In YDSE the intensity of the central bright fringe is $8m\dfrac{W}{{{m^2}}}$ . What will be the intensity at $\dfrac{\lambda }{6}$ path difference?
A) $8m\dfrac{W}{{{m^2}}}$
B) $6m\dfrac{W}{{{m^2}}}$
C) $4m\dfrac{W}{{{m^2}}}$
D) $2m\dfrac{W}{{{m^2}}}$

Answer 1

Solution

Hint- YDSE is Young’s Double Slit Experiment. YDSE is performed with a monochromatic light source. Coherent source of light: Two sources of light are said to be a coherent source if the phase difference between them is constant and the same frequency.

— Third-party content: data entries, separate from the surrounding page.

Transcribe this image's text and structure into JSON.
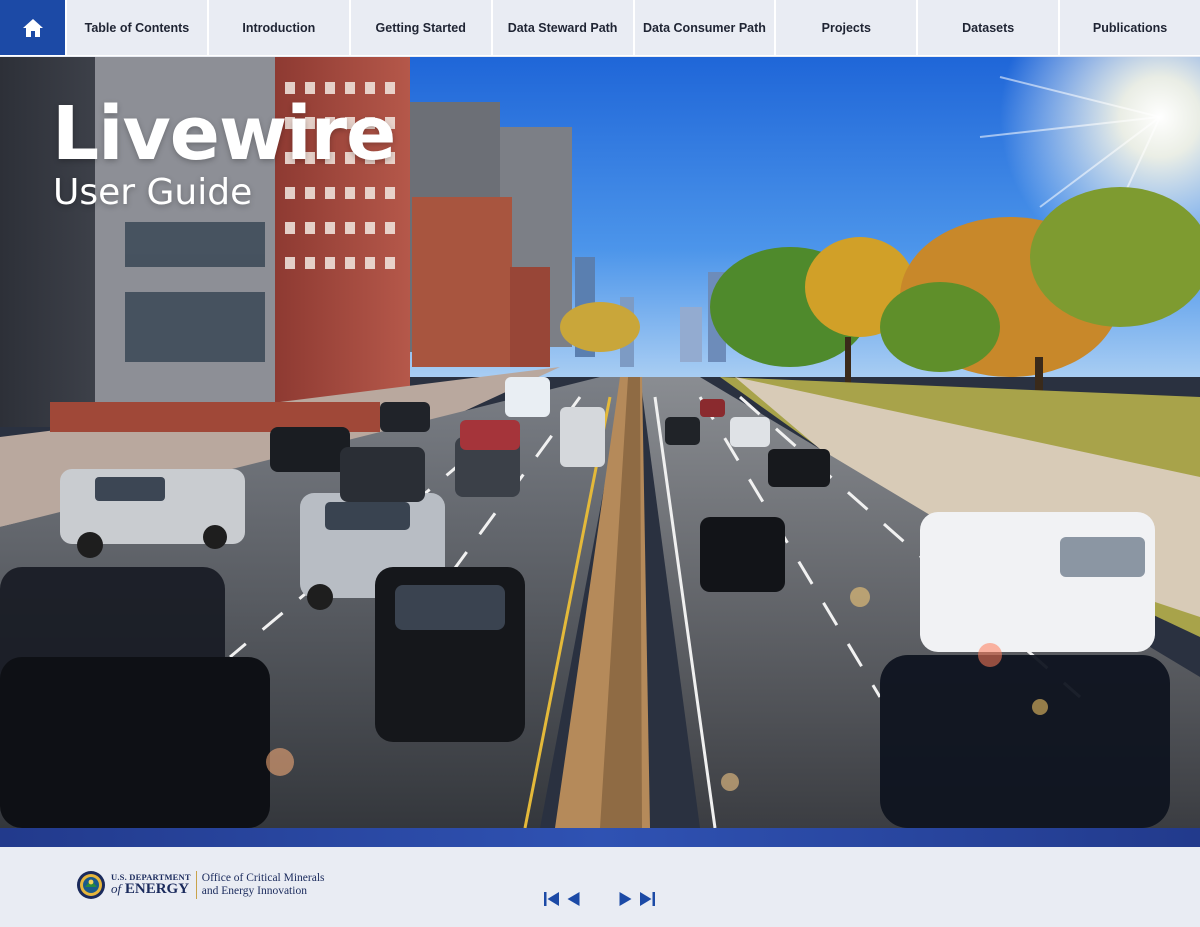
{
  "nav": {
    "home_icon": "home-icon",
    "items": [
      {
        "label": "Table of Contents"
      },
      {
        "label": "Introduction"
      },
      {
        "label": "Getting Started"
      },
      {
        "label": "Data Steward Path"
      },
      {
        "label": "Data Consumer Path"
      },
      {
        "label": "Projects"
      },
      {
        "label": "Datasets"
      },
      {
        "label": "Publications"
      }
    ]
  },
  "hero": {
    "title": "Livewire",
    "subtitle": "User Guide"
  },
  "footer": {
    "doe_line1": "U.S. DEPARTMENT",
    "doe_of": "of",
    "doe_line2": "ENERGY",
    "office_line1": "Office of Critical Minerals",
    "office_line2": "and Energy Innovation",
    "pager_icons": [
      "first-page-icon",
      "previous-page-icon",
      "next-page-icon",
      "last-page-icon"
    ]
  },
  "colors": {
    "accent": "#1c4aa6",
    "band": "#2a47a3",
    "nav_bg": "#e9ecf3",
    "text_dark": "#1f2433"
  }
}
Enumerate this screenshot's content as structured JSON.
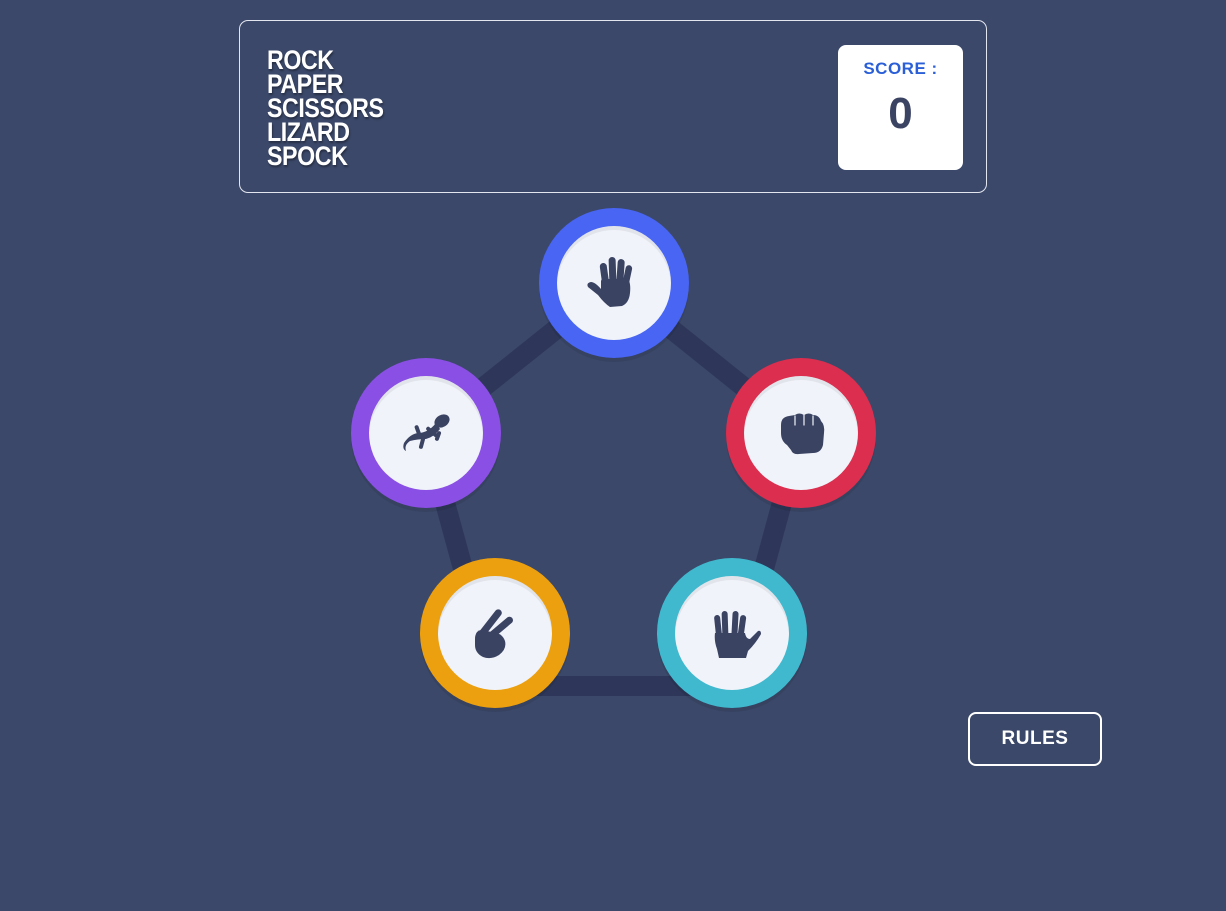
{
  "header": {
    "logo_words": [
      "ROCK",
      "PAPER",
      "SCISSORS",
      "LIZARD",
      "SPOCK"
    ],
    "score_label": "SCORE :",
    "score_value": "0"
  },
  "tokens": [
    {
      "id": "paper",
      "icon": "paper-hand-icon",
      "color": "#4865f4"
    },
    {
      "id": "rock",
      "icon": "rock-fist-icon",
      "color": "#dc2e4e"
    },
    {
      "id": "spock",
      "icon": "spock-hand-icon",
      "color": "#40b9ce"
    },
    {
      "id": "scissors",
      "icon": "scissors-hand-icon",
      "color": "#eca00f"
    },
    {
      "id": "lizard",
      "icon": "lizard-icon",
      "color": "#8a4fe4"
    }
  ],
  "colors": {
    "background": "#3b4869",
    "connector": "#2e3759",
    "token_inner": "#f0f3f9",
    "icon_fill": "#3b4363"
  },
  "rules_button": {
    "label": "RULES"
  }
}
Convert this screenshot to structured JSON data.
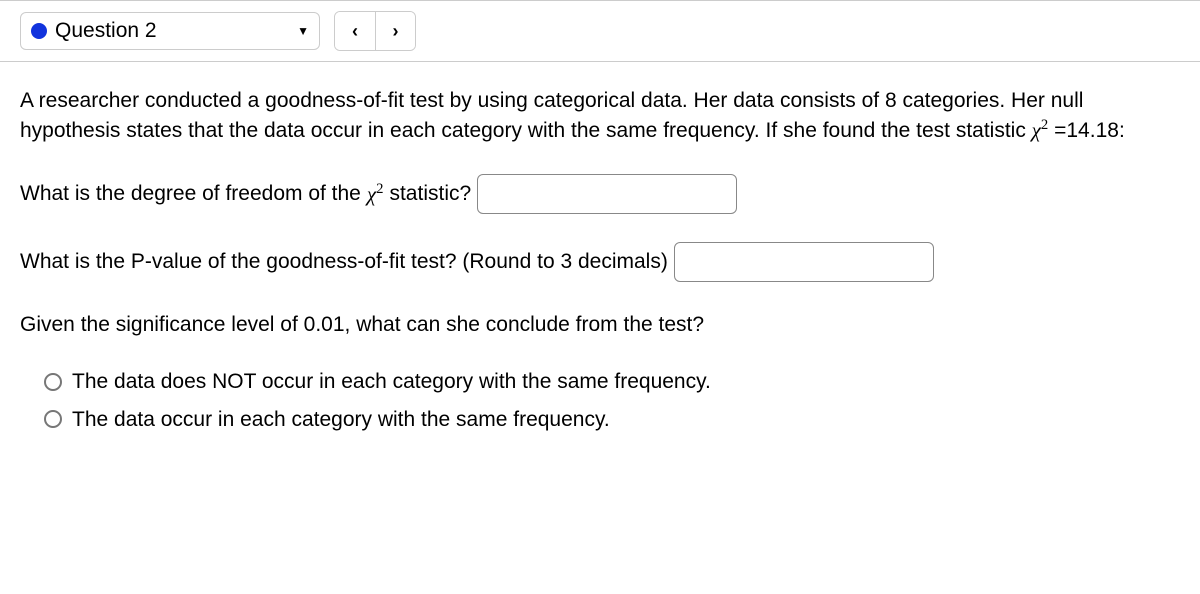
{
  "topbar": {
    "question_label": "Question 2",
    "prev_icon": "‹",
    "next_icon": "›"
  },
  "body": {
    "intro_pre": "A researcher conducted a goodness-of-fit test by using categorical data. Her data consists of 8 categories. Her null hypothesis states that the data occur in each category with the same frequency. If she found the test statistic ",
    "chi_symbol": "χ",
    "chi_exp": "2",
    "intro_mid": " =",
    "test_stat": "14.18",
    "intro_post": ":",
    "q1_pre": "What is the degree of freedom of the ",
    "q1_post": " statistic?",
    "q2_text": "What is the P-value of the goodness-of-fit test? (Round to 3 decimals)",
    "q3_text": "Given the significance level of 0.01, what can she conclude from the test?",
    "options": [
      "The data does NOT occur in each category with the same frequency.",
      "The data occur in each category with the same frequency."
    ]
  }
}
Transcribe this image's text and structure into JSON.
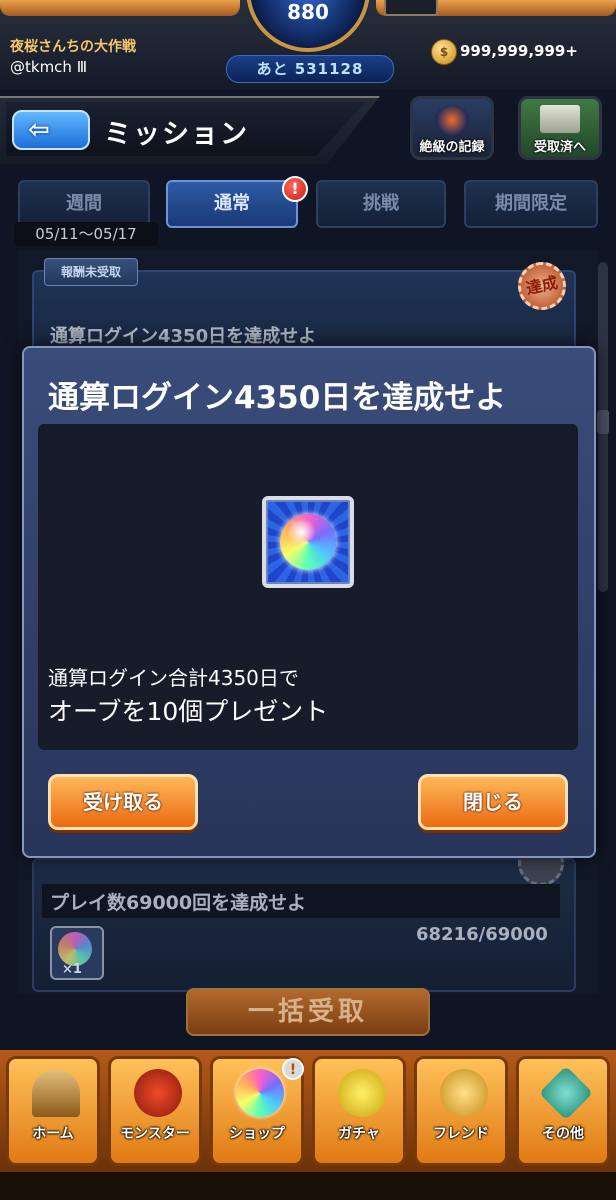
{
  "header": {
    "rank_value": "880",
    "exp_remaining": "あと 531128",
    "player_title": "夜桜さんちの大作戦",
    "player_id": "@tkmch Ⅲ",
    "coin_amount": "999,999,999+"
  },
  "title_bar": {
    "back_arrow": "⇦",
    "title": "ミッション",
    "records_label": "絶級の記録",
    "received_label": "受取済へ"
  },
  "tabs": [
    {
      "label": "週間"
    },
    {
      "label": "通常",
      "alert": "!"
    },
    {
      "label": "挑戦"
    },
    {
      "label": "期間限定"
    }
  ],
  "date_range": "05/11〜05/17",
  "missions": {
    "card1": {
      "tag": "報酬未受取",
      "stamp": "達成",
      "title": "通算ログイン4350日を達成せよ"
    },
    "card2": {
      "title": "プレイ数69000回を達成せよ",
      "reward_count": "×1",
      "progress": "68216/69000"
    },
    "claim_all_label": "一括受取"
  },
  "modal": {
    "title": "通算ログイン4350日を達成せよ",
    "reward_icon": "orb-icon",
    "line1": "通算ログイン合計4350日で",
    "line2": "オーブを10個プレゼント",
    "receive_label": "受け取る",
    "close_label": "閉じる"
  },
  "nav": [
    {
      "label": "ホーム",
      "icon": "home-icon"
    },
    {
      "label": "モンスター",
      "icon": "monster-icon"
    },
    {
      "label": "ショップ",
      "icon": "orb-icon",
      "alert": "!"
    },
    {
      "label": "ガチャ",
      "icon": "egg-icon"
    },
    {
      "label": "フレンド",
      "icon": "friends-icon"
    },
    {
      "label": "その他",
      "icon": "other-icon"
    }
  ],
  "colors": {
    "accent_orange": "#ec6a12",
    "modal_bg": "#2f3f6a",
    "tab_active": "#2e5aa4"
  }
}
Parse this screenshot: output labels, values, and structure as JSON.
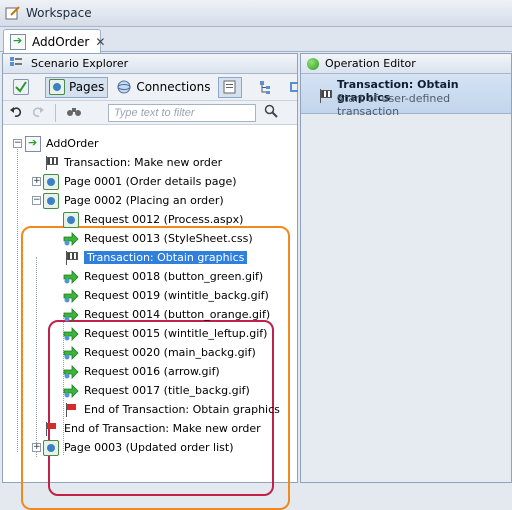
{
  "window": {
    "title": "Workspace"
  },
  "document_tab": {
    "label": "AddOrder",
    "close_glyph": "✕"
  },
  "scenario_explorer": {
    "title": "Scenario Explorer",
    "toolbar": {
      "pages_label": "Pages",
      "connections_label": "Connections"
    },
    "filter": {
      "placeholder": "Type text to filter",
      "value": ""
    }
  },
  "tree": {
    "root": "AddOrder",
    "nodes": [
      {
        "label": "Transaction: Make new order",
        "icon": "transaction-flag-icon"
      },
      {
        "label": "Page 0001 (Order details page)",
        "icon": "page-icon"
      },
      {
        "label": "Page 0002 (Placing an order)",
        "icon": "page-icon"
      },
      {
        "label": "Request 0012 (Process.aspx)",
        "icon": "request-page-icon"
      },
      {
        "label": "Request 0013 (StyleSheet.css)",
        "icon": "request-arrow-icon"
      },
      {
        "label": "Transaction: Obtain graphics",
        "icon": "transaction-flag-icon",
        "selected": true
      },
      {
        "label": "Request 0018 (button_green.gif)",
        "icon": "request-arrow-icon"
      },
      {
        "label": "Request 0019 (wintitle_backg.gif)",
        "icon": "request-arrow-icon"
      },
      {
        "label": "Request 0014 (button_orange.gif)",
        "icon": "request-arrow-icon"
      },
      {
        "label": "Request 0015 (wintitle_leftup.gif)",
        "icon": "request-arrow-icon"
      },
      {
        "label": "Request 0020 (main_backg.gif)",
        "icon": "request-arrow-icon"
      },
      {
        "label": "Request 0016 (arrow.gif)",
        "icon": "request-arrow-icon"
      },
      {
        "label": "Request 0017 (title_backg.gif)",
        "icon": "request-arrow-icon"
      },
      {
        "label": "End of Transaction: Obtain graphics",
        "icon": "end-transaction-flag-icon"
      },
      {
        "label": "End of Transaction: Make new order",
        "icon": "end-transaction-flag-icon"
      },
      {
        "label": "Page 0003 (Updated order list)",
        "icon": "page-icon"
      }
    ]
  },
  "operation_editor": {
    "title": "Operation Editor",
    "item_title": "Transaction: Obtain graphics",
    "item_subtitle": "Start of user-defined transaction"
  },
  "colors": {
    "selection": "#2f7fdc",
    "outer_highlight": "#f08a1c",
    "inner_highlight": "#c0204a",
    "end_flag": "#d62b2b"
  }
}
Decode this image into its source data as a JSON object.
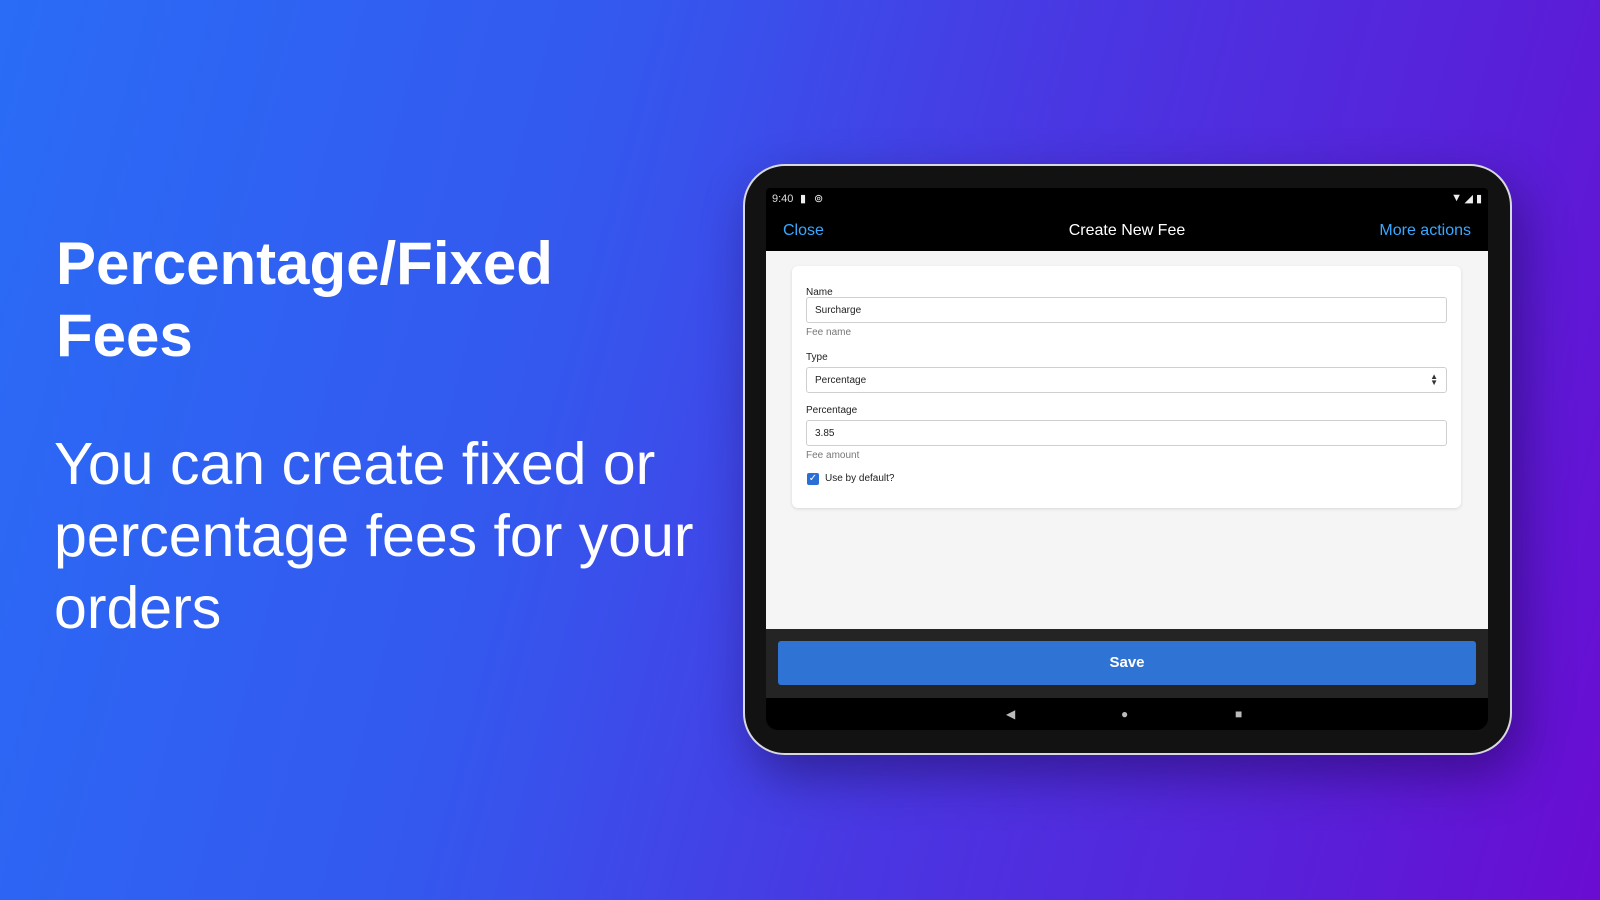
{
  "promo": {
    "title": "Percentage/Fixed Fees",
    "body": "You can create fixed or percentage fees for your orders"
  },
  "status_bar": {
    "time": "9:40",
    "icons": [
      "sd-card-icon",
      "sync-icon",
      "wifi-icon",
      "signal-icon",
      "battery-icon"
    ]
  },
  "header": {
    "close_label": "Close",
    "title": "Create New Fee",
    "more_label": "More actions"
  },
  "form": {
    "name": {
      "label": "Name",
      "value": "Surcharge",
      "hint": "Fee name"
    },
    "type": {
      "label": "Type",
      "value": "Percentage"
    },
    "percentage": {
      "label": "Percentage",
      "value": "3.85",
      "hint": "Fee amount"
    },
    "use_default": {
      "label": "Use by default?",
      "checked": true
    }
  },
  "save_label": "Save",
  "colors": {
    "accent": "#2f74d4",
    "link": "#3aa8ff"
  }
}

Complete step by step answer:
Given details:
The intensity of central bright fringe, ${I_0} = 8m\dfrac{W}{{{m^2}}},$
Path difference, $x = \dfrac{\lambda }{6}$
Formula used: ${\text{I = }}{{\text{I}}_0}{\text{co}}{{\text{s}}^2}(\dfrac{\theta }{2})$ ,
where $I$ = Intensity of the light wave, ${I_ \circ }$ =Intensity of the central fringe,

$\theta =$ Phase difference= $\dfrac{{2\pi }}{\lambda }{\text{x Path difference}}$

Monochromatic source of light:
The light having the same wavelength is called monochromatic light.
Interference of light:
When two monochromatic light waves are superimposed on each other, the intensity in the region of superposition gets redistributed, becoming maximum at some points and minimum at others.
In an interference pattern, the intensities at the points of maxima and minima are directly proportional to the square of the amplitude of the waves. If there is no interference between the light waves from the two sources, then the intensity at every point will be the same and there will be no formation of fringes.
Therefore, we can calculate the value of phase difference.
The phase difference is given by
$\theta = \dfrac{{2\pi }}{\lambda }{\text{x Path difference}}$
$\rightarrow \theta = \dfrac{{2\pi }}{\lambda }{\text{x}}\dfrac{\lambda }{6}$
$\rightarrow \dfrac{\pi }{3}$
Now, we will calculate the intensity at a path difference ( $\dfrac{\lambda }{6}$ ) by using the given values in the question, ${\text{I = }}{{\text{I}}_0}{\text{co}}{{\text{s}}^2}\left( {\dfrac{\theta }{2}} \right)$
$\rightarrow {\text{8co}}{{\text{s}}^2}\left( {\dfrac{\pi }{{2{\text{x3}}}}} \right)$
$\rightarrow {\text{8co}}{{\text{s}}^2}\left( {\dfrac{\pi }{6}} \right)$
$\rightarrow {\text{8}}{\left( {\dfrac{{\sqrt 3 }}{2}} \right)^2}$
$\rightarrow 8\left( {\dfrac{3}{4}} \right)$
$\therefore 6m\dfrac{W}{{{m^2}}}$

The correct option is (B).

Note: 1. The intensity of light produced by Young’s Double Slit Experiment is calculated as ${\text{I = }}{{\text{I}}_1} + {{\text{I}}_2}{\text{ + 2}}\sqrt {{{\text{I}}_1}{{\text{I}}_2}} {\text{cos}}\theta$
2. Bright fringes or constructive interference are produced when the value of ${\text{cos}}\theta {\text{ = 1}}$ , $\theta {\text{ = 0, 2}}\pi , 4\pi ,............$
3. Dark fringes or destructive interference are produced when the value of ${\text{cos}}\theta {\text{ = - 1}}$ , $\theta {\text{ = }}\pi {\text{, 3}}\pi {\text{, 5}}\pi ,..............$
4. According to Huygens’ principle a cylindrical wavefront emerges from a point source, in Young’s Double Slit Experiment point source is used so the wavefronts are cylindrical wavefront.